Je soupire en récupérant la tasse et le remercie d’un signe de tête. A l’heure actuelle, la question n’est pas de savoir ce que je veux ou pas. Peu importe ce que je peux bien vouloir, j’ai une foutue mission qui me sort par les yeux à accomplir. Pourtant, si je veux être honnête avec moi-même, il y a aussi cette partie de moi qui veut se lover contre lui et tout simplement reprendre les choses comme si hier soir n’avait pas existé.

— La surprise était belle, Théo. Je… J’ai paniqué, c’est bête, mais c’est comme ça que je fonctionne. J’ai peur de m’attacher et aucune envie de te faire du mal.

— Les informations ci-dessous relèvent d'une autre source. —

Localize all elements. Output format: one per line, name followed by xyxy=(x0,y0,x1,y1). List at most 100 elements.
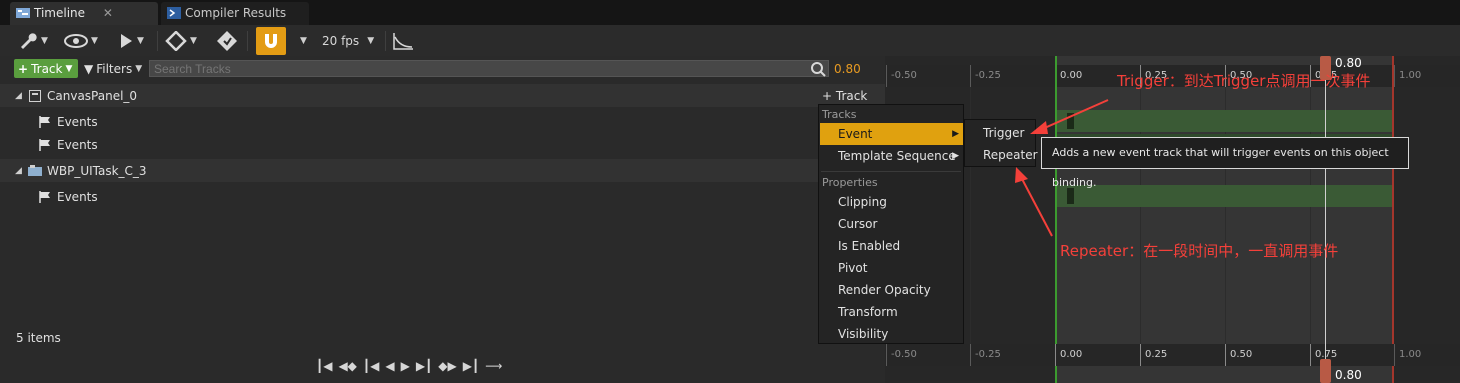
expander-icon[interactable]: ◢ xyxy=(15,166,22,176)
play-icon xyxy=(121,34,132,48)
menu-item-render-opacity[interactable]: Render Opacity xyxy=(820,279,963,301)
event-track-section[interactable] xyxy=(1057,185,1394,207)
chevron-down-icon: ▼ xyxy=(41,36,48,46)
event-track-section[interactable] xyxy=(1057,110,1394,132)
timeline-icon xyxy=(16,8,30,18)
ruler-tick: 0.00 xyxy=(1055,65,1082,87)
jump-to-previous-key-icon[interactable]: ◀◆ xyxy=(338,359,356,373)
chevron-down-icon: ▼ xyxy=(135,63,143,74)
filters-label: Filters xyxy=(96,61,133,76)
divider xyxy=(157,31,158,51)
expander-icon[interactable]: ◢ xyxy=(15,91,22,101)
step-forward-icon[interactable]: ▶┃ xyxy=(416,359,432,373)
add-track-button[interactable]: + Track ▼ xyxy=(14,59,78,78)
playhead-time-value[interactable]: 0.80 xyxy=(834,62,861,76)
play-reverse-icon[interactable]: ◀ xyxy=(385,359,394,373)
auto-key-button[interactable] xyxy=(216,29,238,53)
row-track-label: Track xyxy=(835,88,868,103)
menu-section-header: Tracks xyxy=(822,108,857,121)
menu-item-pivot[interactable]: Pivot xyxy=(820,257,963,279)
tree-row-events[interactable]: Events xyxy=(0,185,885,208)
snap-toggle[interactable] xyxy=(256,27,286,55)
fps-dropdown[interactable]: 20 fps ▼ xyxy=(322,29,374,53)
divider xyxy=(821,171,961,172)
tree-row-canvaspanel[interactable]: ◢ CanvasPanel_0 + Track xyxy=(0,84,885,107)
playhead-label-top: 0.80 xyxy=(1335,56,1362,70)
transport-controls: ┃◀ ◀◆ ┃◀ ◀ ▶ ▶┃ ◆▶ ▶┃ ⟶ xyxy=(316,354,502,378)
menu-item-label: Visibility xyxy=(838,327,889,341)
toolbar: ▼ ▼ ▼ ▼ ▼ 20 fps ▼ xyxy=(0,25,1460,56)
view-options-button[interactable]: ▼ xyxy=(64,29,98,53)
row-label: WBP_UITask_C_3 xyxy=(47,163,147,178)
submenu-item-label: Repeater xyxy=(983,148,1038,162)
play-icon[interactable]: ▶ xyxy=(401,359,410,373)
chevron-down-icon: ▼ xyxy=(65,63,73,74)
menu-item-event[interactable]: Event ▶ xyxy=(820,123,963,145)
key-options-button[interactable]: ▼ xyxy=(165,29,197,53)
menu-item-clipping[interactable]: Clipping xyxy=(820,191,963,213)
ruler-tick: 1.00 xyxy=(1394,65,1421,87)
row-label: Events xyxy=(57,189,98,204)
submenu-item-trigger[interactable]: Trigger xyxy=(966,122,1036,144)
menu-item-label: Cursor xyxy=(838,217,878,231)
tree-row-events[interactable]: Events xyxy=(0,133,885,156)
menu-item-label: Transform xyxy=(838,305,898,319)
add-track-menu: Tracks Event ▶ Template Sequence ▶ Prope… xyxy=(818,104,964,344)
playhead-line[interactable] xyxy=(1325,56,1326,383)
menu-item-is-enabled[interactable]: Is Enabled xyxy=(820,235,963,257)
timeline-area[interactable]: -0.50 -0.25 0.00 0.25 0.50 0.75 1.00 -0.… xyxy=(885,56,1460,383)
playhead-handle-bottom[interactable] xyxy=(1320,359,1331,383)
filter-icon: ▼ xyxy=(84,61,94,76)
search-input[interactable] xyxy=(149,60,829,77)
tab-compiler-results[interactable]: Compiler Results xyxy=(161,2,309,25)
step-back-icon[interactable]: ┃◀ xyxy=(363,359,379,373)
widget-blueprint-icon xyxy=(28,164,42,176)
general-options-button[interactable]: ▼ xyxy=(18,29,48,53)
menu-item-visibility[interactable]: Visibility xyxy=(820,323,963,345)
jump-to-next-key-icon[interactable]: ◆▶ xyxy=(438,359,456,373)
canvas-panel-icon xyxy=(29,89,41,102)
ruler-tick: 1.00 xyxy=(1394,344,1421,366)
time-ruler-bottom[interactable]: -0.50 -0.25 0.00 0.25 0.50 0.75 1.00 xyxy=(885,344,1460,366)
ruler-tick: 0.25 xyxy=(1140,344,1167,366)
filters-button[interactable]: ▼ Filters ▼ xyxy=(84,59,142,78)
menu-item-label: Render Opacity xyxy=(838,283,931,297)
plus-icon: + xyxy=(18,61,29,76)
search-icon[interactable] xyxy=(809,60,827,78)
plus-icon: + xyxy=(822,88,836,103)
menu-item-cursor[interactable]: Cursor xyxy=(820,213,963,235)
jump-to-end-icon[interactable]: ▶┃ xyxy=(463,359,479,373)
key-diamond-icon xyxy=(165,31,187,51)
chevron-down-icon: ▼ xyxy=(137,36,144,46)
key-tag-icon xyxy=(217,31,237,51)
tree-row-events[interactable]: Events xyxy=(0,110,885,133)
snap-options-dropdown[interactable]: ▼ xyxy=(297,29,307,53)
menu-item-template-sequence[interactable]: Template Sequence ▶ xyxy=(820,145,963,167)
playhead-label-bottom: 0.80 xyxy=(1335,368,1362,382)
flag-icon xyxy=(39,138,50,151)
ruler-tick: -0.50 xyxy=(886,65,917,87)
loop-icon[interactable]: ⟶ xyxy=(485,359,502,373)
playback-end-marker[interactable] xyxy=(1392,56,1394,383)
chevron-down-icon: ▼ xyxy=(91,36,98,46)
playback-start-marker[interactable] xyxy=(1055,56,1057,383)
menu-item-transform[interactable]: Transform xyxy=(820,301,963,323)
out-of-range-shade xyxy=(1394,56,1460,383)
submenu-arrow-icon: ▶ xyxy=(952,129,959,139)
event-key[interactable] xyxy=(1067,113,1074,129)
submenu-item-repeater[interactable]: Repeater xyxy=(966,144,1038,166)
row-track-button[interactable]: + Track xyxy=(822,89,867,103)
ruler-tick: 0.00 xyxy=(1055,344,1082,366)
tab-timeline[interactable]: Timeline ✕ xyxy=(10,2,158,25)
ruler-tick: -0.50 xyxy=(886,344,917,366)
playback-options-button[interactable]: ▼ xyxy=(118,29,144,53)
row-label: Events xyxy=(57,137,98,152)
annotation-trigger: Trigger：到达Trigger点调用一次事件 xyxy=(1117,72,1371,90)
curve-editor-button[interactable] xyxy=(392,29,414,53)
close-icon[interactable]: ✕ xyxy=(103,6,113,20)
ruler-tick: -0.25 xyxy=(970,65,1001,87)
jump-to-start-icon[interactable]: ┃◀ xyxy=(316,359,332,373)
chevron-down-icon: ▼ xyxy=(300,36,307,46)
tab-bar: Timeline ✕ Compiler Results xyxy=(0,0,1460,25)
tree-row-wbp-uitask[interactable]: ◢ WBP_UITask_C_3 xyxy=(0,159,885,182)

Pourtant, c’est ce que j’ai fait hier soir et j’en suis désolée.

— Tu t’es attachée ou tu m’as fait du mal hier soir ? répond-il en souriant. Parce que si c’est le premier, c’est que je n’ai peut-être pas fait tout ça pour rien.

La réponse qui me vient de prime abord, c’est les deux, et d’y ajouter un malheureusement. Je ne sais pas trop quoi lui dire, d’ailleurs, pour calmer les choses tout en évitant de lui donner de faux espoirs.

— Parce que je ne t’ai pas fait du mal, hier ? Vu comme j’ai été désagréable, j’en doute…

— Ce n’est pas grave, je le méritais, je crois. Cela m’apprendra à rêver ma vie plutôt que la vivre réellement. Tu as eu raison de me ramener sur Terre.

— Je sais pas… J’aurais peut-être dû prendre plus de pincettes, être moins… Enfin, on n’y peut rien si on s’attache, c’est ça d’être humain. C’est logique quand on passe autant de temps ensemble, non ?

— Oui, c’est clair. Mais je n’ai pas envie de passer moins de temps avec toi, tu sais ? Plutôt l’inverse.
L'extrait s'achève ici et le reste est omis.